Assisti o ‘Se eu ficar (If i stay)’ antes de ler o livro, talvez isso tenha influenciado na minha opinião, mas essa foi uma das poucas vezes, que eu gostei tanto do filme quanto do livro. Vou mostrar o trailer, a sinopse do livro e a minha opinião, para ver se vocês se interessam.

Livro: Se eu ficar (If i stay)

Autor: Gayle Forman

Editora: Novo Conceito
ISBN: 9788581635415
Número de páginas: 224

Sinopse: Depois do acidente, ela ainda consegue ouvir a música. Ela vê o seu corpo sendo tirado dos destroços do carro de seus pais – mas não sente nada. Tudo o que ela pode fazer é assistir aos esforços dos médicos para salvar sua vida, enquanto seus amigos e parentes aguardam na sala de espera… e o seu amor luta para ficar ao seu lado. Pelas próximas 24 horas, Mia precisa compreender o que aconteceu antes do acidente – e também o que aconteceu depois. Ela sabe que precisa fazer a escolha mais difícil de todas.

Trailer:

Se você ainda não leu o livro ou viu o filme pode ficar tranquilo, não vou revelar mais do que o próprio trailer do filme revela, afinal o grande conflito da história é: Ela vai ficar ou não?
Li pelo Kindle a versão digital e apesar de não poder fazer considerações sobre o formato físico, uma coisa eu posso afirmar:
Esse não é o tipo de livro que você se perde e precisa voltar páginas, para entender o que está acontecendo. Você fica tão absorto enquanto Mia relata pequenos momentos de sua vida, que nos liga a sua família, de forma que ela passa a ser um pouco nossa (Se eu pudesse adotaria seus pais e irmão).
Para quem gosta de instrumentos músicais, no livro Mia descreve diversas vezes como se sente ao tocar e ouvir, cita obras diversas e termos técnicos com o que nem todo mundo está familiarizado. Como podem ver no trailer o instrumento músical que ela toca é o violoncelo, meu favorito. <3

No filme a relação dela com o namorado é mais conturbada que no livro, imagino que foi uma forma de criar mais conflitos para a história, fiquei feliz em não lê-los no livro. Há também uma amenização do acidente, a parte mais chocante da história, as cenas do filme são mais suaves.
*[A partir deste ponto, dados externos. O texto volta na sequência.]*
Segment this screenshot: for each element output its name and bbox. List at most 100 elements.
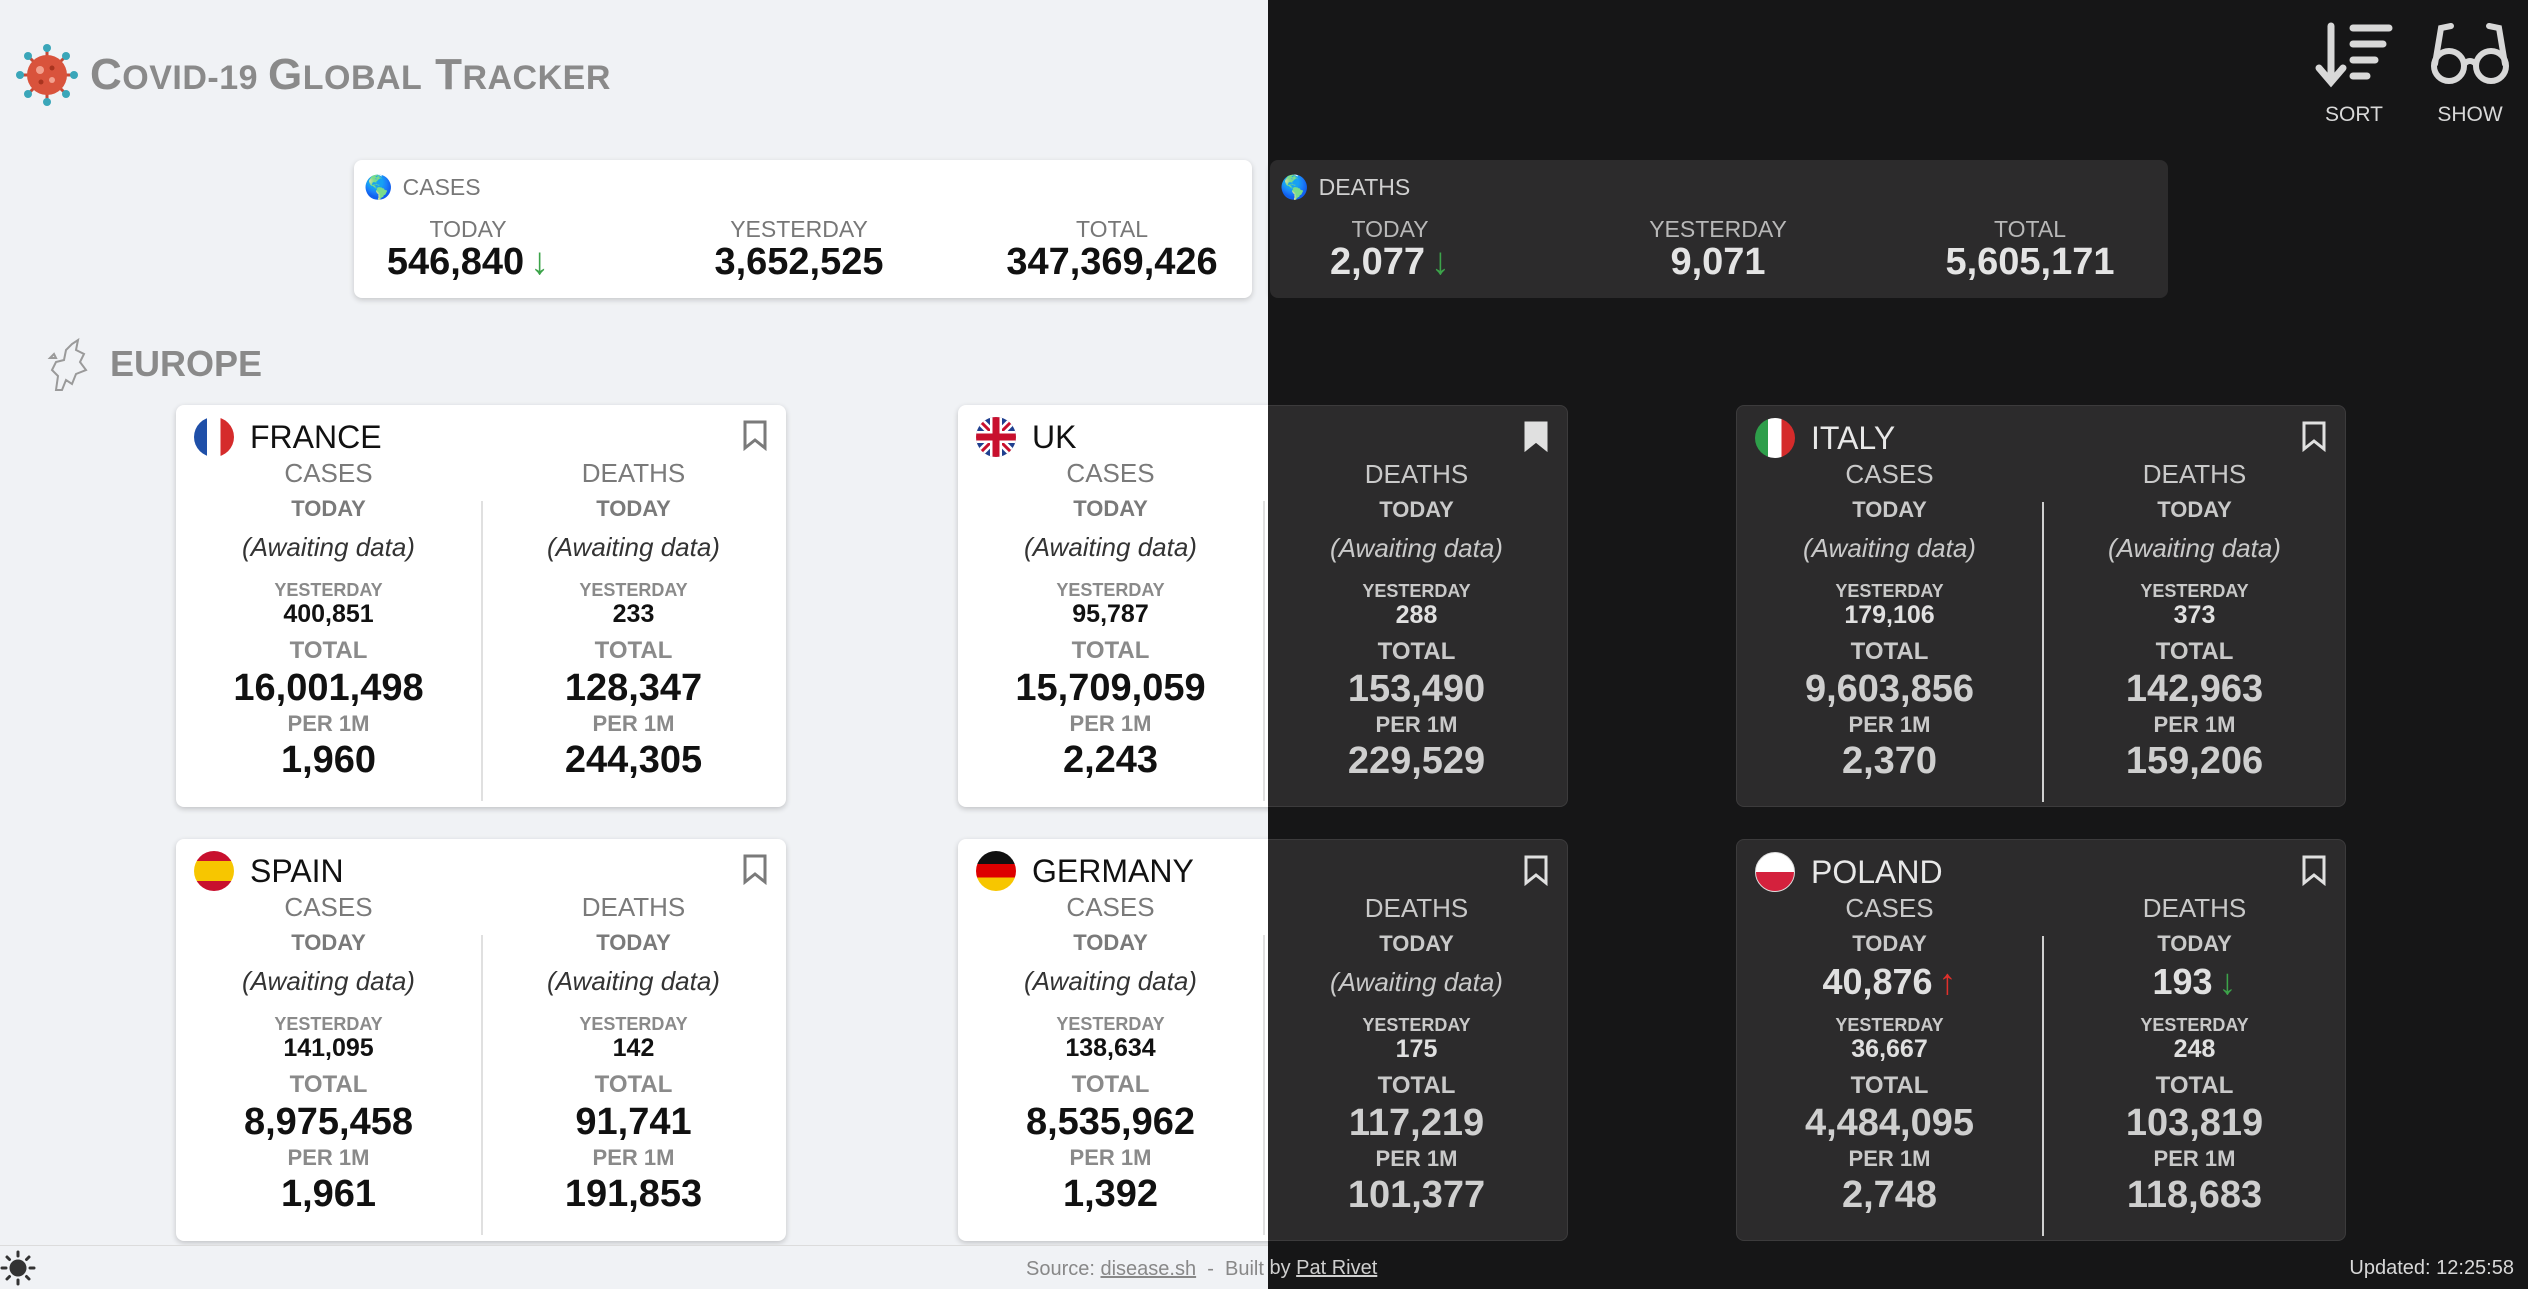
country-card-germany[interactable]: GERMANY CASES TODAY (Awaiting data) YEST… (1268, 839, 1568, 1241)
cases-label: CASES (1845, 893, 1934, 923)
deaths-total-value: 117,219 (1348, 1102, 1485, 1144)
flag-spain-icon (194, 851, 234, 891)
deaths-column: DEATHS TODAY (Awaiting data) YESTERDAY 2… (481, 455, 786, 783)
global-cases-today-label: TODAY (429, 216, 507, 242)
cases-total-label: TOTAL (289, 1071, 368, 1098)
global-deaths-today-value: 2,077↓ (1329, 241, 1451, 283)
cases-today-label: TODAY (291, 930, 366, 955)
global-cases-today-value: 546,840 ↓ (386, 241, 550, 283)
deaths-per1m-label: PER 1M (2153, 1146, 2236, 1171)
country-card-italy[interactable]: ITALY CASES TODAY (Awaiting data) YESTER… (1736, 405, 2346, 807)
cases-label: CASES (284, 458, 373, 488)
deaths-today-value: (Awaiting data) (547, 966, 720, 996)
global-deaths-panel: 🌎 DEATHS TODAY 2,077 ↓ YESTERDAY 9,071 TOT… (1270, 160, 2168, 298)
deaths-yesterday-value: 373 (2173, 601, 2216, 629)
cases-today-label: TODAY (291, 496, 366, 521)
bookmark-icon[interactable] (742, 853, 768, 885)
global-cases-panel: 🌎 CASES TODAY 546,840 ↓ YESTERDAY 3,652,52… (354, 160, 1252, 298)
country-card-uk[interactable]: UK CASES TODAY (Awaiting data) YESTERDAY… (1268, 405, 1568, 807)
cases-today-label: TODAY (1073, 930, 1148, 955)
global-cases-label: CASES (402, 174, 481, 200)
bookmark-icon[interactable] (742, 419, 768, 451)
deaths-total-value: 153,490 (1347, 668, 1486, 710)
deaths-today-label: TODAY (2157, 497, 2232, 522)
source-link[interactable]: disease.sh (1100, 1258, 1196, 1280)
cases-yesterday-label: YESTERDAY (1835, 581, 1944, 601)
bookmark-icon[interactable] (2301, 420, 2327, 452)
country-name: SPAIN (250, 852, 344, 889)
country-name: FRANCE (250, 418, 382, 455)
sort-descending-icon (2315, 22, 2393, 88)
cases-today-value: (Awaiting data) (1803, 533, 1976, 563)
footer: Source: disease.sh - Built by Pat Rivet … (1268, 1245, 2528, 1289)
country-card-uk[interactable]: UK CASES TODAY (Awaiting data) YESTERDAY… (958, 405, 1268, 807)
country-card-germany[interactable]: GERMANY CASES TODAY (Awaiting data) YEST… (958, 839, 1268, 1241)
deaths-today-label: TODAY (2157, 931, 2232, 956)
bookmark-icon[interactable] (1523, 854, 1549, 886)
deaths-column: DEATHS TODAY 193 ↓ YESTERDAY 248 TOTAL 10… (2042, 890, 2347, 1218)
cases-total-label: TOTAL (289, 637, 368, 664)
globe-icon: 🌎 (364, 174, 393, 200)
deaths-yesterday-value: 142 (612, 1034, 655, 1062)
show-button[interactable]: SHOW (2424, 20, 2516, 127)
cases-label: CASES (1066, 892, 1155, 922)
cases-per1m-value: 1,392 (1062, 1173, 1159, 1215)
deaths-per1m-value: 118,683 (2126, 1174, 2263, 1216)
flag-poland-icon (1755, 852, 1795, 892)
author-link[interactable]: Pat Rivet (1296, 1257, 1377, 1279)
cases-per1m-value: 1,960 (280, 739, 377, 781)
bookmark-icon[interactable] (2301, 854, 2327, 886)
cases-yesterday-value: 36,667 (1851, 1035, 1928, 1063)
trend-down-icon: ↓ (530, 241, 550, 283)
deaths-label: DEATHS (2142, 459, 2247, 489)
cases-total-label: TOTAL (1850, 1072, 1929, 1099)
deaths-per1m-value: 159,206 (2125, 740, 2264, 782)
cases-column: CASES TODAY 40,876 ↑ YESTERDAY 36,667 TOT… (1737, 890, 2042, 1218)
cases-total-value: 9,603,856 (1804, 668, 1975, 710)
deaths-per1m-value: 191,853 (564, 1173, 703, 1215)
cases-yesterday-value: 141,095 (283, 1034, 374, 1062)
deaths-column: DEATHS TODAY (Awaiting data) YESTERDAY 1… (481, 889, 786, 1217)
glasses-icon (2431, 23, 2509, 84)
deaths-total-value: 103,819 (2125, 1102, 2264, 1144)
global-deaths-today-label: TODAY (1351, 216, 1429, 242)
flag-uk-icon (976, 417, 1016, 457)
cases-column: CASES TODAY (Awaiting data) YESTERDAY 14… (176, 889, 481, 1217)
sun-icon[interactable] (0, 1250, 36, 1286)
cases-today-value: (Awaiting data) (1024, 966, 1197, 996)
deaths-label: DEATHS (1364, 893, 1469, 923)
global-cases-total-label: TOTAL (1076, 216, 1148, 242)
deaths-yesterday-label: YESTERDAY (579, 1014, 688, 1034)
deaths-yesterday-label: YESTERDAY (2140, 581, 2249, 601)
cases-today-value: 40,876 ↑ (1822, 961, 1957, 1002)
cases-yesterday-label: YESTERDAY (274, 580, 383, 600)
country-name: UK (1032, 418, 1077, 455)
cases-label: CASES (1845, 459, 1934, 489)
deaths-column: DEATHS TODAY (Awaiting data) YESTERDAY 1… (1268, 890, 1569, 1218)
cases-column: CASES TODAY (Awaiting data) YESTERDAY 17… (1737, 456, 2042, 784)
cases-total-label: TOTAL (1850, 638, 1929, 665)
deaths-column: DEATHS TODAY (Awaiting data) YESTERDAY 2… (1268, 456, 1569, 784)
cases-today-value: (Awaiting data) (1024, 532, 1197, 562)
cases-per1m-value: 2,370 (1841, 740, 1938, 782)
country-card-spain[interactable]: SPAIN CASES TODAY (Awaiting data) YESTER… (176, 839, 786, 1241)
deaths-today-value: (Awaiting data) (547, 532, 720, 562)
cases-per1m-label: PER 1M (287, 1145, 370, 1170)
sort-button[interactable]: SORT (2308, 20, 2400, 127)
global-deaths-today-label: TODAY (1250, 218, 1268, 240)
country-name: GERMANY (1032, 852, 1194, 889)
cases-yesterday-label: YESTERDAY (1056, 580, 1165, 600)
global-deaths-total-value: 5,605,171 (1945, 241, 2115, 283)
deaths-today-label: TODAY (596, 930, 671, 955)
cases-total-value: 8,535,962 (1025, 1101, 1196, 1143)
country-card-france[interactable]: FRANCE CASES TODAY (Awaiting data) YESTE… (176, 405, 786, 807)
deaths-yesterday-value: 233 (612, 600, 655, 628)
deaths-today-label: TODAY (1379, 931, 1454, 956)
country-card-poland[interactable]: POLAND CASES TODAY 40,876 ↑ YESTERDAY 36,… (1736, 839, 2346, 1241)
bookmark-icon[interactable] (1523, 420, 1549, 452)
region-name: EUROPE (110, 343, 263, 384)
global-cases-yesterday-label: YESTERDAY (730, 216, 868, 242)
footer: Source: disease.sh - Built by Pat Rivet … (0, 1245, 1268, 1289)
deaths-total-label: TOTAL (2155, 1072, 2234, 1099)
deaths-per1m-value: 101,377 (1347, 1174, 1486, 1216)
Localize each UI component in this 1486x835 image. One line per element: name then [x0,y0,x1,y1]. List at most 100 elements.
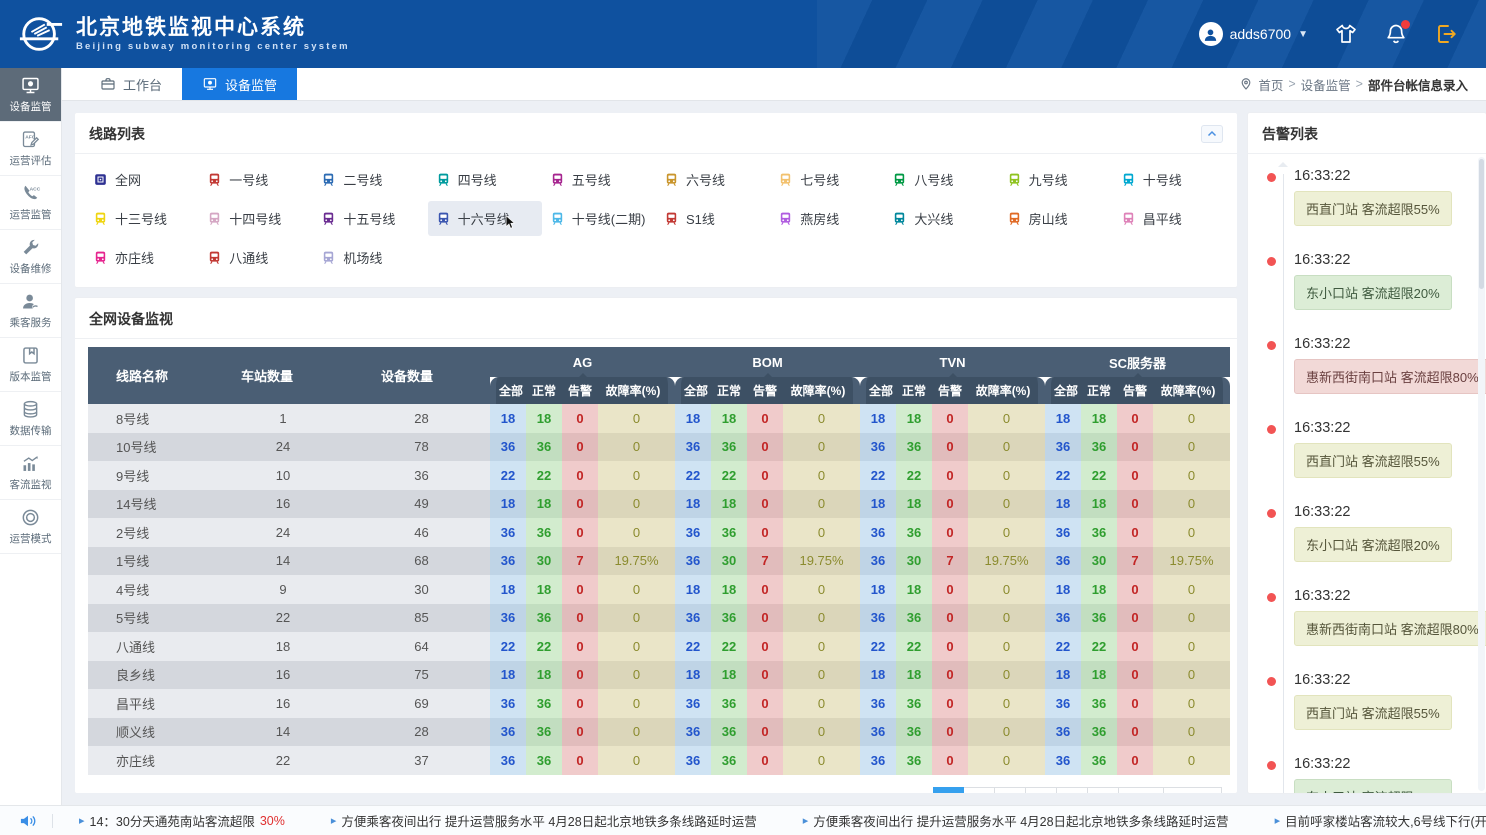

Você teria motivos o bastante para querer ficar?
O romance do filme não tem o mimimi cansativo que outros filmes teriam, o foco não é esse.
Ambos, filme e livro, são muito emocionantes, chorei demais com as situações. É fácil se colocar no lugar de Mia, pensar na sua vida virando de pernas para o ar e se imaginar perdendo tudo de uma hora para outra. Isso sempre nos faz pensar nas reclamações bobas do dia a dia e que deveriamos dar mais valor a cada momento com as pessoas de quem gostamos.

Muito surpresa, descobri ao final um capítulo para o próximo livro da série, pois é, eu nem sabia que os livros eram uma série, o nome do segundo livro é “Para onde ela foi” e já está em pré-venda.

Caso queiram comprar o livro, está com desconto no submarino.
E ai, gostou? Já leu/assistiu ‘Se eu ficar’?